Wladislaw Jachtchenko: Ganz grob: Die Minuten der Präsentation entsprechen der Anzahl der Tage, die man für die Vorbereitung braucht. Für eine Präsentation von 20 Minuten sollte man also 20 Vorbereitungstage einplanen. Das müssen keine vollen Tage sein. Es reicht auch, wenn man nur zehn Minuten darüber nachdenkt, was man noch besser machen kann.

Toolbox

Pitch: Der PowerPoint-Killer! Alles ist möglich: ständig wechselnde Templates, gleichzeitig arbeiten in einer Präsentation und sich dabei unterhalten wie auf Zoom.

Simpleshow: Folien waren gestern!
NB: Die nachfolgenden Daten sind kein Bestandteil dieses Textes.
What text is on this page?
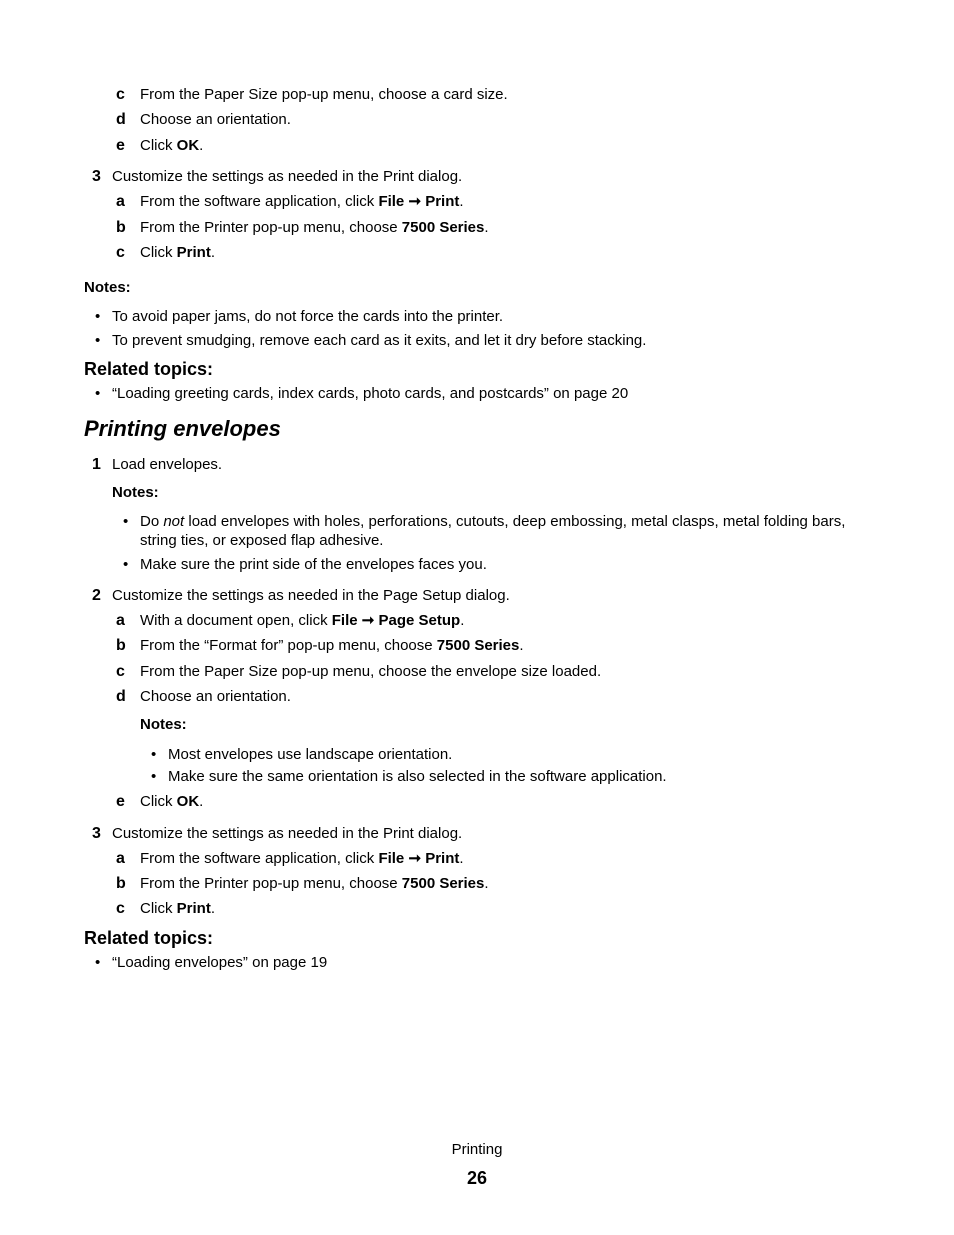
c From the Paper Size pop-up menu, choose a card size.
d Choose an orientation.
e Click OK.
3 Customize the settings as needed in the Print dialog.
a From the software application, click File ➞ Print.
b From the Printer pop-up menu, choose 7500 Series.
c Click Print.
Notes:
• To avoid paper jams, do not force the cards into the printer.
• To prevent smudging, remove each card as it exits, and let it dry before stacking.
Related topics:
• “Loading greeting cards, index cards, photo cards, and postcards” on page 20
Printing envelopes
1 Load envelopes.
Notes:
• Do not load envelopes with holes, perforations, cutouts, deep embossing, metal clasps, metal folding bars,
string ties, or exposed flap adhesive.
• Make sure the print side of the envelopes faces you.
2 Customize the settings as needed in the Page Setup dialog.
a With a document open, click File ➞ Page Setup.
b From the “Format for” pop-up menu, choose 7500 Series.
c From the Paper Size pop-up menu, choose the envelope size loaded.
d Choose an orientation.
Notes:
• Most envelopes use landscape orientation.
• Make sure the same orientation is also selected in the software application.
e Click OK.
3 Customize the settings as needed in the Print dialog.
a From the software application, click File ➞ Print.
b From the Printer pop-up menu, choose 7500 Series.
c Click Print.
Related topics:
• “Loading envelopes” on page 19
Printing
26
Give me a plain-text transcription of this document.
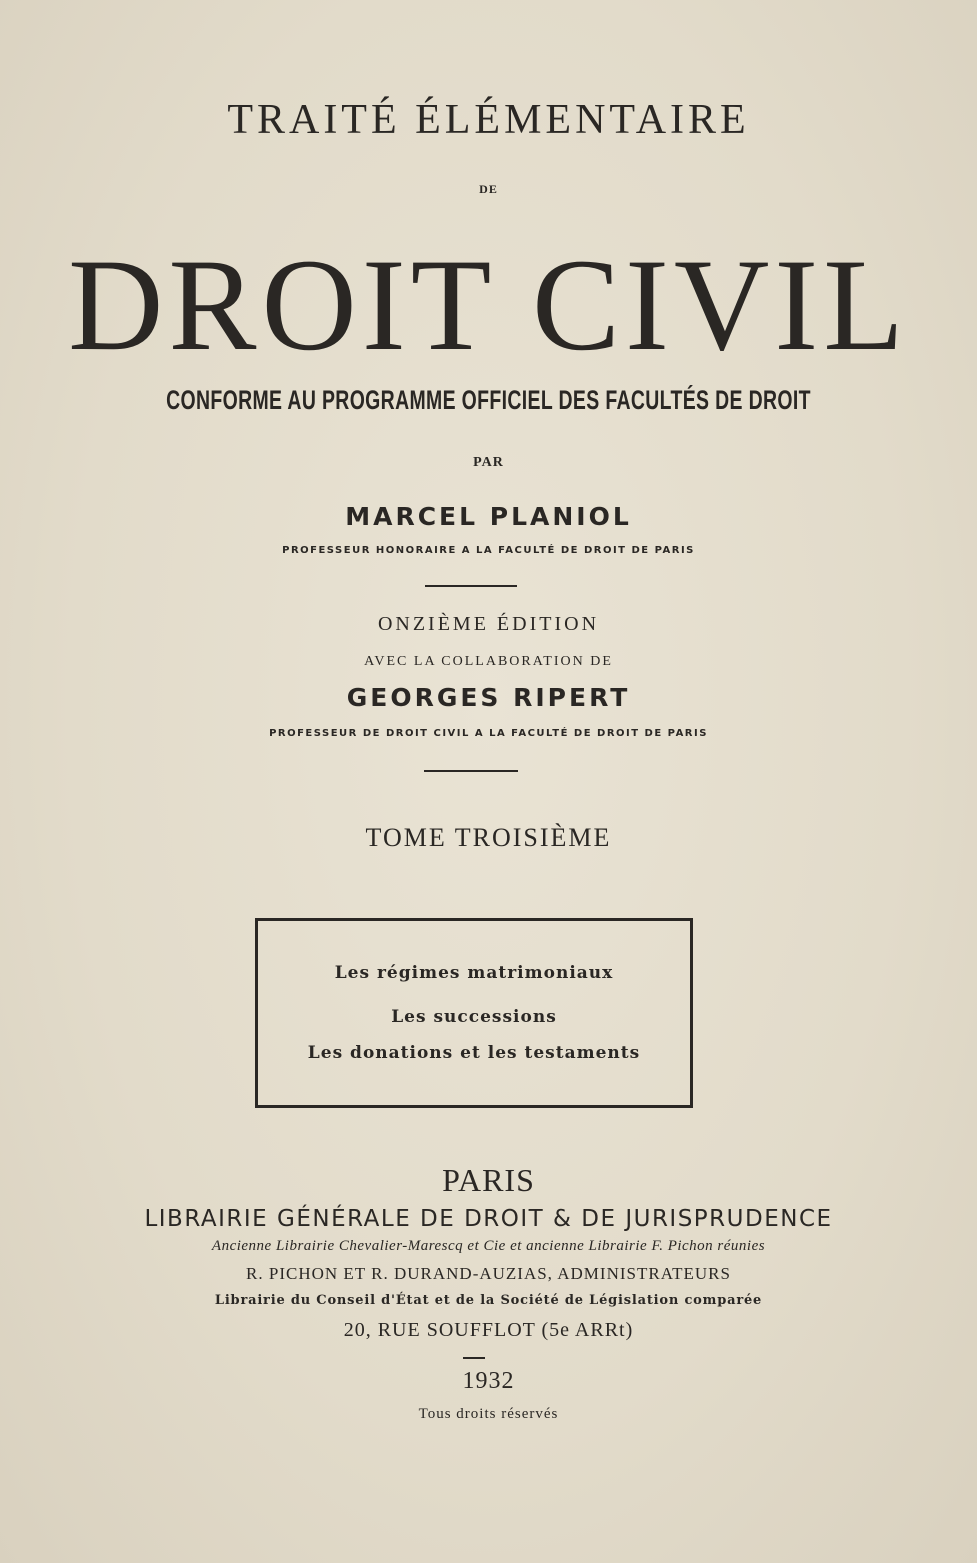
TRAITÉ ÉLÉMENTAIRE
DE
DROIT CIVIL
CONFORME AU PROGRAMME OFFICIEL DES FACULTÉS DE DROIT
PAR
MARCEL PLANIOL
PROFESSEUR HONORAIRE A LA FACULTÉ DE DROIT DE PARIS
ONZIÈME ÉDITION
AVEC LA COLLABORATION DE
GEORGES RIPERT
PROFESSEUR DE DROIT CIVIL A LA FACULTÉ DE DROIT DE PARIS
TOME TROISIÈME
Les régimes matrimoniaux
Les successions
Les donations et les testaments
PARIS
LIBRAIRIE GÉNÉRALE DE DROIT & DE JURISPRUDENCE
Ancienne Librairie Chevalier-Marescq et Cie et ancienne Librairie F. Pichon réunies
R. PICHON ET R. DURAND-AUZIAS, ADMINISTRATEURS
Librairie du Conseil d'État et de la Société de Législation comparée
20, RUE SOUFFLOT (5e ARRt)
1932
Tous droits réservés
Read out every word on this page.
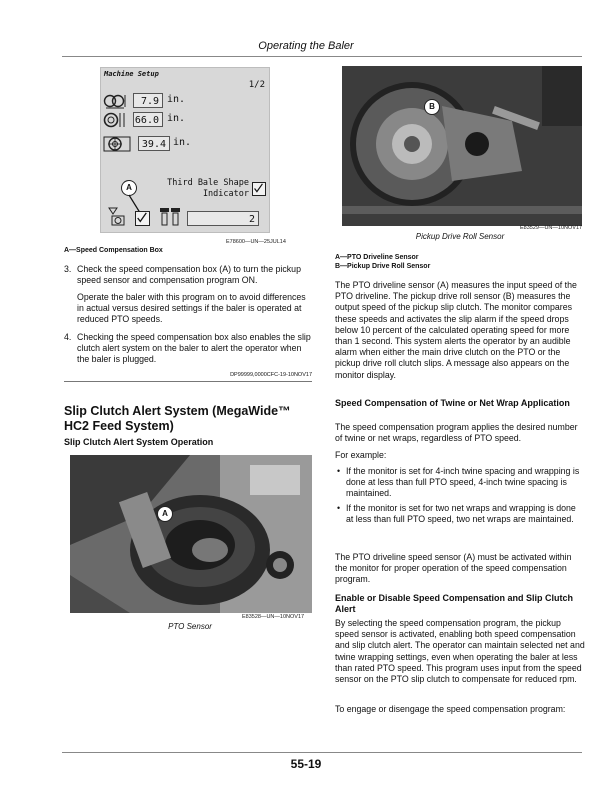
Operating the Baler
Machine Setup
1/2
7.9 in.
66.0 in.
39.4 in.
Third Bale Shape
Indicator
A
2
E78600—UN—25JUL14
A—Speed Compensation Box
3. Check the speed compensation box (A) to turn the pickup speed sensor and compensation program ON.
Operate the baler with this program on to avoid differences in actual versus desired settings if the baler is operated at reduced PTO speeds.
4. Checking the speed compensation box also enables the slip clutch alert system on the baler to alert the operator when the baler is plugged.
DP99999,0000CFC-19-10NOV17
Slip Clutch Alert System (MegaWide™ HC2 Feed System)
Slip Clutch Alert System Operation
A
E83528—UN—10NOV17
PTO Sensor
B
E83529—UN—10NOV17
Pickup Drive Roll Sensor
A—PTO Driveline Sensor
B—Pickup Drive Roll Sensor
The PTO driveline sensor (A) measures the input speed of the PTO driveline. The pickup drive roll sensor (B) measures the output speed of the pickup slip clutch. The monitor compares these speeds and activates the slip alarm if the speed drops below 10 percent of the calculated operating speed for more than 1 second. This system alerts the operator by an audible alarm when either the main drive clutch on the PTO or the pickup drive roll clutch slips. A message also appears on the monitor display.
Speed Compensation of Twine or Net Wrap Application
The speed compensation program applies the desired number of twine or net wraps, regardless of PTO speed.
For example:
• If the monitor is set for 4-inch twine spacing and wrapping is done at less than full PTO speed, 4-inch twine spacing is maintained.
• If the monitor is set for two net wraps and wrapping is done at less than full PTO speed, two net wraps are maintained.
The PTO driveline speed sensor (A) must be activated within the monitor for proper operation of the speed compensation program.
Enable or Disable Speed Compensation and Slip Clutch Alert
By selecting the speed compensation program, the pickup speed sensor is activated, enabling both speed compensation and slip clutch alert. The operator can maintain selected net and twine wrapping settings, even when operating the baler at less than rated PTO speed. This program uses input from the speed sensor on the PTO slip clutch to compensate for reduced rpm.
To engage or disengage the speed compensation program:
55-19
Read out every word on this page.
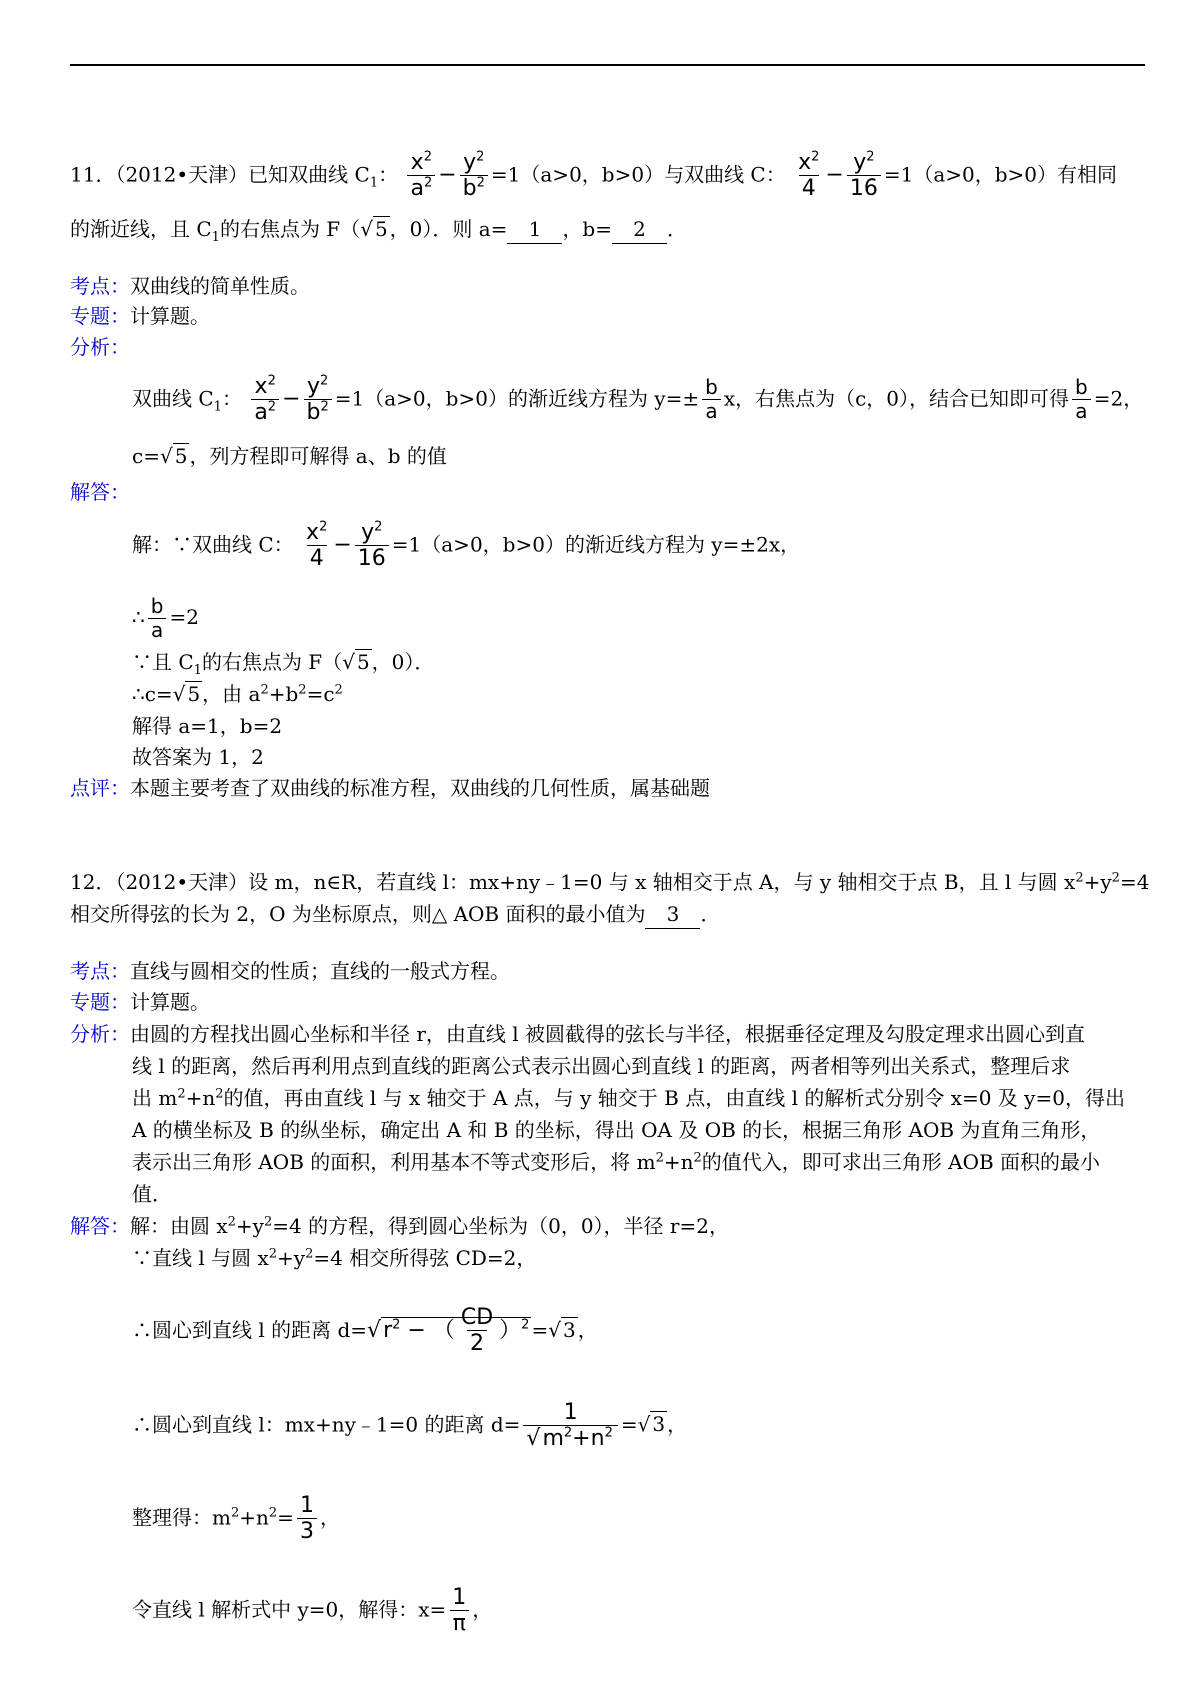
11．（2012•天津）已知双曲线 $C_1$： $\frac{x^2}{a^2} - \frac{y^2}{b^2} =1(a>0$，b>0）与双曲线 C： $\frac{x^2}{4} - \frac{y^2}{16} =1(a>0$，b>0）有相同
的渐近线，且 $C_1$的右焦点为 F（√ 5 ，0）．则 a= 1 ，b= 2 ．
考点：双曲线的简单性质。
专题：计算题。
分析：
双曲线 $C_1$： $\frac{x^2}{a^2} - \frac{y^2}{b^2} =1(a>0$，b>0）的渐近线方程为 $y=\pm \frac{b}{a}$ x，右焦点为（c，0），结合已知即可得 $\frac{b}{a} =2$，
c=√ 5 ，列方程即可解得 a、b 的值
解答：
解：∵双曲线 C： $\frac{x^2}{4} - \frac{y^2}{16} =1(a>0$，b>0）的渐近线方程为 y=±2x，
∴ $\frac{b}{a} =2$
∵且 $C_1$的右焦点为 F（√ 5 ，0）．
∴c=√ 5 ，由 $a^2+b^2=c^2$
解得 a=1，b=2
故答案为 1，2
点评：本题主要考查了双曲线的标准方程，双曲线的几何性质，属基础题
12．（2012•天津）设 m，n∈R，若直线 l：mx+ny﹣1=0 与 x 轴相交于点 A，与 y 轴相交于点 B，且 l 与圆 $x^2+y^2=4$
相交所得弦的长为 2，O 为坐标原点，则△ AOB 面积的最小值为 3 ．
考点：直线与圆相交的性质；直线的一般式方程。
专题：计算题。
分析：由圆的方程找出圆心坐标和半径 r，由直线 l 被圆截得的弦长与半径，根据垂径定理及勾股定理求出圆心到直
线 l 的距离，然后再利用点到直线的距离公式表示出圆心到直线 l 的距离，两者相等列出关系式，整理后求
出 $m^2+n^2$的值，再由直线 l 与 x 轴交于 A 点，与 y 轴交于 B 点，由直线 l 的解析式分别令 x=0 及 y=0，得出
A 的横坐标及 B 的纵坐标，确定出 A 和 B 的坐标，得出 OA 及 OB 的长，根据三角形 AOB 为直角三角形，
表示出三角形 AOB 的面积，利用基本不等式变形后，将 $m^2+n^2$的值代入，即可求出三角形 AOB 面积的最小
值．
解答：解：由圆 $x^2+y^2=4$ 的方程，得到圆心坐标为（0，0），半径 r=2，
∵直线 l 与圆 $x^2+y^2=4$ 相交所得弦 CD=2，
∴圆心到直线 l 的距离 $d=√r^2$ − （ $\frac{CD}{2} )^2$ =√ 3 ，
∴圆心到直线 l：mx+ny﹣1=0 的距离 $d= \frac{1}{√m^2+n^2}$ =√ 3 ，
整理得：$m^2+n^2= \frac{1}{3}$ ，
令直线 l 解析式中 y=0，解得：$x= \frac{1}{\pi}$ ，
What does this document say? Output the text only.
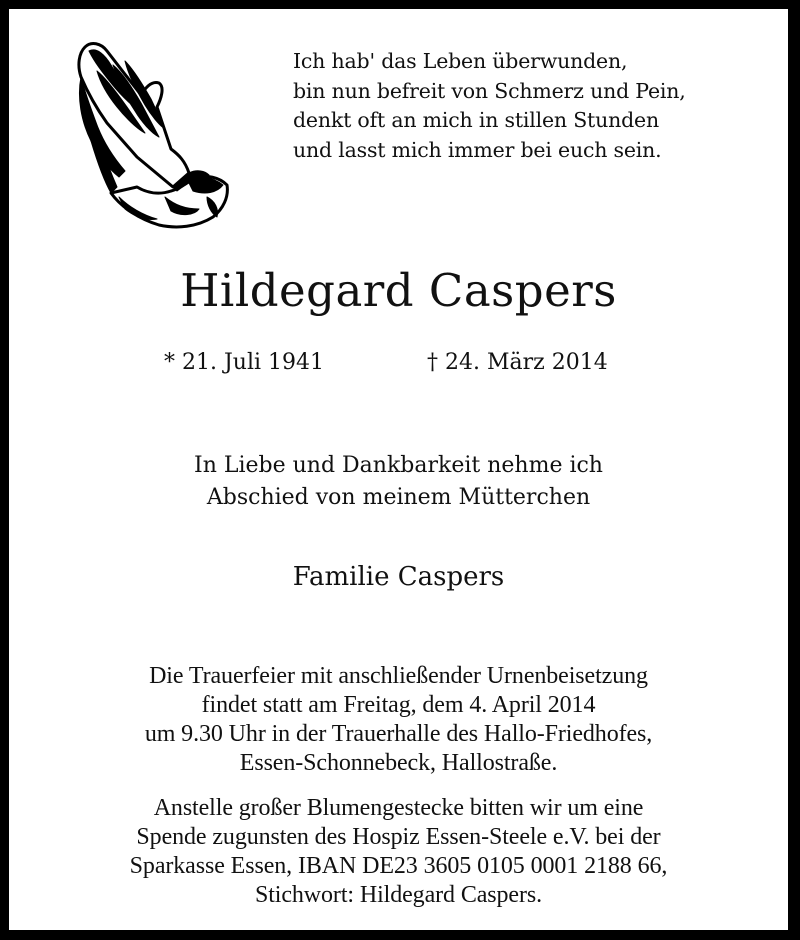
Ich hab' das Leben überwunden,
bin nun befreit von Schmerz und Pein,
denkt oft an mich in stillen Stunden
und lasst mich immer bei euch sein.
Hildegard Caspers
* 21. Juli 1941	† 24. März 2014
In Liebe und Dankbarkeit nehme ich
Abschied von meinem Mütterchen
Familie Caspers
Die Trauerfeier mit anschließender Urnenbeisetzung
findet statt am Freitag, dem 4. April 2014
um 9.30 Uhr in der Trauerhalle des Hallo-Friedhofes,
Essen-Schonnebeck, Hallostraße.
Anstelle großer Blumengestecke bitten wir um eine
Spende zugunsten des Hospiz Essen-Steele e.V. bei der
Sparkasse Essen, IBAN DE23 3605 0105 0001 2188 66,
Stichwort: Hildegard Caspers.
Auf dieser Website kannst du eigene Erklärvideos erstellen.

Wooclap: Mit dieser Plattform erstellst du Umfragen, Multiple-Choice-Tests und Quizfragen, die dein Publikum live beantworten kann.

Wie gelingt ein spannender Einstieg?

Jachtchenko: Zum Beispiel mit einer provokanten These. Einen Vortrag über Hochschulpolitik könnte man mit der Behauptung beginnen: "Studieren macht keinen Sinn!" Oder man steigt mit einer Frage ein. In Jura etwa: "Sollten Beleidigungen eine Straftat sein?" Was auch immer geht: ein aktueller Bezug. In Geschichte bei der römischen Eroberung oder dem Kolonialismus kann man zum Beispiel Bezug zum Angriffskrieg auf die Ukraine nehmen. Ein Klassiker ist der Rückgriff auf ein Zitat. Im BWL-Studium zum Beispiel von Warren Buffett: "Price is what you pay. Value is what you get."

Wie erhält man die Aufmerksamkeit aufrecht?

Jachtchenko: Indem man sich fragt: Was interessiert mein Publikum? Im Jurastudium ist es vielleicht besonders wichtig, aufzuzeigen, inwieweit das Gesagte klausurrelevant ist. Im Philosophiestudium kommt es vielleicht eher auf die Diskussion an. Wer vor allem die Lehrperson beeindrucken möchte, sollte in seinem Vortrag Elemente einbauen, die von guter Recherche zeugen, zum Beispiel Statistiken, Studien oder eine Literaturübersicht. Generell gilt: Beispiele und Bilder sind anschaulich und bleiben besser im Gedächtnis. Manchmal hilft es, das Publikum miteinzubeziehen und eine kleine Umfrage zu machen. Am besten überlegt man sich dafür drei Fragen, die einfach beantwortet werden können.

Wie bleibe ich bei meinem Konzept?

Jachtchenko: Karteikarten helfen, den roten Faden zu behalten. Die sollte man aber nur mit Stichpunkten beschriften, nie mit ganzen Sätzen. So verhindert man, dass man abliest. Für Vorträge bis zehn Minuten empfehle ich fünf Karteikarten: eine für den Einstieg, drei für den Hauptteil und eine für den Schluss.

Kann man lernen, mitreißend zu präsentieren?

Jachtchenko: Klar, durch Übung. Man kann sich zum Beispiel mit dem Handy aufnehmen und den Vortrag dann anschauen. Wer dabei seine "Ähms" zählt und versucht, ihre Anzahl im nächsten Versuch zu unterbieten, der trainiert neben dem Sprechen gleichzeitig, weniger Füllwörter zu nutzen.